The crypto bloodbath enters its fourth day, with bitcoin down another 4.6% to $6,464. The only comfort in that number is that it isn’t as bad as the rest of the crypto world, where top tokens have plummeted 10%.
Litecoin is now under $100 at $94, Ethereum $480 and fifth-placed coin EOS is down 10% to $9.87. Ethereum Classic which has seen a 25% run up since it was announced by Coinbase that it was to be listed. ETC is trading at $13.43.
EOS mainnet, although functioning for voting, still hasn’t been fully activated because not enough token holders have voted, with only 37 million out of the 150,000,000 required to reach the 15% threshold.
Total crypto market cap has slid to $276 billion. Bitcoin has lost support at $6,600 with the next stop likely to be at $5,900. The pain may not end until bitcoin is deep into the $5,000s, which would take the price back to where it was in November, before some would argue the real madness began with the mega rally to $20,000.

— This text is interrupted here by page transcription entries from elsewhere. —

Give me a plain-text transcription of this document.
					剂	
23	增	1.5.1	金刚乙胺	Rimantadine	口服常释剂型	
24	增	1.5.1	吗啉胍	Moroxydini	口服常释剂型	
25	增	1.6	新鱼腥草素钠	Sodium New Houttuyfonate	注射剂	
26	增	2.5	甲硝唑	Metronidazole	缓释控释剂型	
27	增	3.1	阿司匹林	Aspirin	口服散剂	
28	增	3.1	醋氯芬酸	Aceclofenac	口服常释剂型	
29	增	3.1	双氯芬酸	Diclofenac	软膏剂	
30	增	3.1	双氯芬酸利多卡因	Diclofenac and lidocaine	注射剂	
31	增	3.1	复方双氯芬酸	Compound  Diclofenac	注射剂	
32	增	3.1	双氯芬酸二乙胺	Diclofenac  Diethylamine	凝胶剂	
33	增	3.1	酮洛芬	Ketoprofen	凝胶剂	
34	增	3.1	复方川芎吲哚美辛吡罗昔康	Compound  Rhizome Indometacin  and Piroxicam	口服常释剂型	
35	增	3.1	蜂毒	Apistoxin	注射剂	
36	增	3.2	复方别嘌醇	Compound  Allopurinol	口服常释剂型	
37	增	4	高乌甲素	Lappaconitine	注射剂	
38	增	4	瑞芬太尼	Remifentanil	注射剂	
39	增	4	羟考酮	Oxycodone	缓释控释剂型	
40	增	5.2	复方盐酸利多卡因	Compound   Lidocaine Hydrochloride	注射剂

The latest episode of the bear market that never really went away has been triggered by the hacking of smallish South Korean exchange Coinrail.
It is perhaps indicative of the make-up of the current marketplace where more short-term retail investors are thought to be more active according to analysis carried out by Chainlysis. Here’s an excerpt from the findings in a feature by the Financial Times:
The Chainanlysis data quantifies this distinct shift in the make-up of bitcoin owners from longer-term investors — those who held the asset for more than a year — to short-term investors who have traded more recently, by analysing how regularly coins have changed hands.
Last November — before December’s pricing peak — the amount of bitcoin held for investment was roughly three times that held by traders.
However, by April 2018, the data show the amount held by investors — about 6m bitcoin — was much closer to the amount held by short-term speculators, with 5.1m bitcoin.
Indeed, Chainalysis estimates that longer-term holders sold at least $30bn worth of bitcoin to new speculators over the December to April period, with half of this movement taking place in December alone.
It is difficult to gauge when the bleeding stops but it will be at around the $5,000 level that bitcoin miners will start to feel the bitcoin miners begin to feel the pain; this is the level when starts to become uneconomic to mine the cryptocurrency, although difficulty is likely to decline if network usage drops which would reduce mining costs but probably not enough to compensate for the losses on price depreciation.
Back in South Korea, Coinrail admitted two days ago that it had lost $37.2 million worth of customers’ funds. Although the exchange is a not a major player, the hack reminds investors of the risks that surround the industry and will further heighten fears about regulation, even though it is a necessity in order to make exchanges more secure.
Japanese exchange Coincheck was hacked in January leading to the loss of $500 million in clients funds store in the form of the NEM token.
Newer exchanges such as Binance seem to have fared much better in terms of handling security risk.